Generally, U.S. citizens or permanent legal residents meet the requirements for Original Medicare when they reach the age of 65 years old. A person may also qualify if they are under 65 years of age and, for the last 2 years, have received Social Security disability benefits or a disability pension from the Railroad Retirement Board.
If someone has end stage renal disease (ESRD) or amyotrophic lateral sclerosis (ALS), they may also qualify for enrollment, although they may need to select an SNP. These plans cater specifically to people with certain health conditions.

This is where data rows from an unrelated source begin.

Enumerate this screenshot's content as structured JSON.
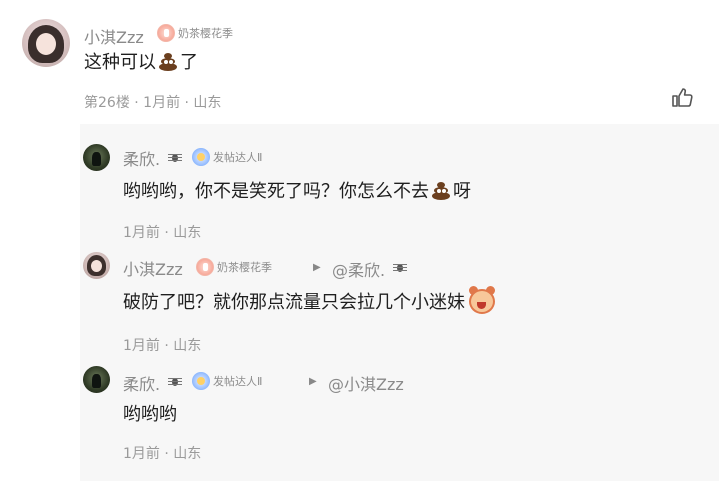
{
  "main": {
    "username": "小淇Zzz",
    "badge": "奶茶樱花季",
    "text": "这种可以",
    "text_end": "了",
    "meta": "第26楼 · 1月前 · 山东"
  },
  "replies": [
    {
      "username": "柔欣.",
      "badge": "发帖达人Ⅱ",
      "text": "哟哟哟，你不是笑死了吗？你怎么不去",
      "text_end": "呀",
      "meta": "1月前 · 山东"
    },
    {
      "username": "小淇Zzz",
      "badge": "奶茶樱花季",
      "reply_to": "@柔欣.",
      "text": "破防了吧？就你那点流量只会拉几个小迷妹",
      "meta": "1月前 · 山东"
    },
    {
      "username": "柔欣.",
      "badge": "发帖达人Ⅱ",
      "reply_to": "@小淇Zzz",
      "text": "哟哟哟",
      "meta": "1月前 · 山东"
    }
  ],
  "icons": {
    "like": "thumbs-up-icon",
    "poop": "poop-emoji",
    "sticker": "cat-sticker-emoji"
  }
}
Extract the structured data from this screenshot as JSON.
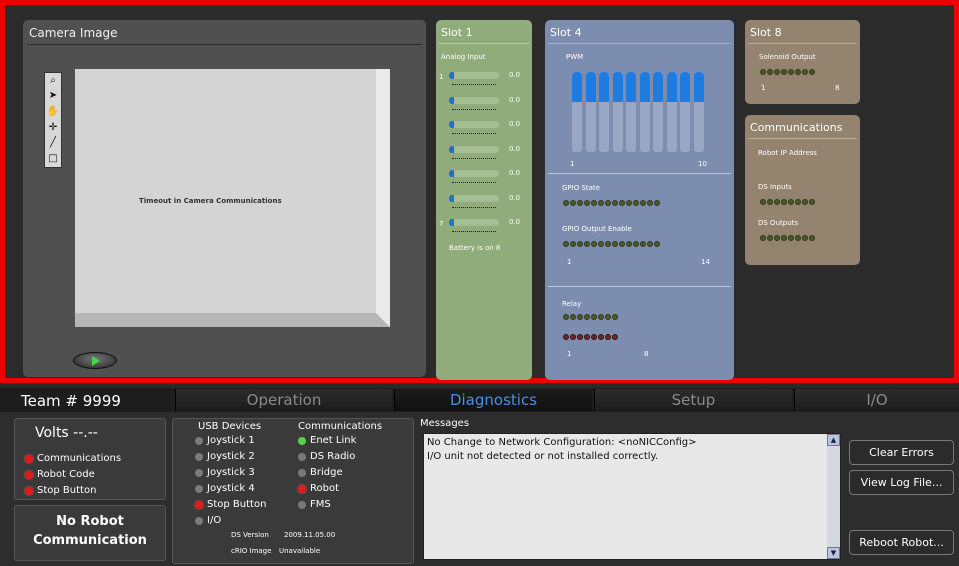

There are various enrollment periods during which people can join, change, or cancel their Medicare plans, including Advantage plans.
Learn more about the Medicare Advantage enrollment periods.
Medicare resources
For more resources to help guide you through the complex world of medical insurance, visit our Medicare hub.
Aetna Medicare Advantage plans provide benefits that Original Medicare does not. These typically include some level of dental coverage, including twice-yearly oral health exams, teeth cleaning, and X-rays, if necessary.
The level of dental coverage and the associated costs vary among Aetna plans.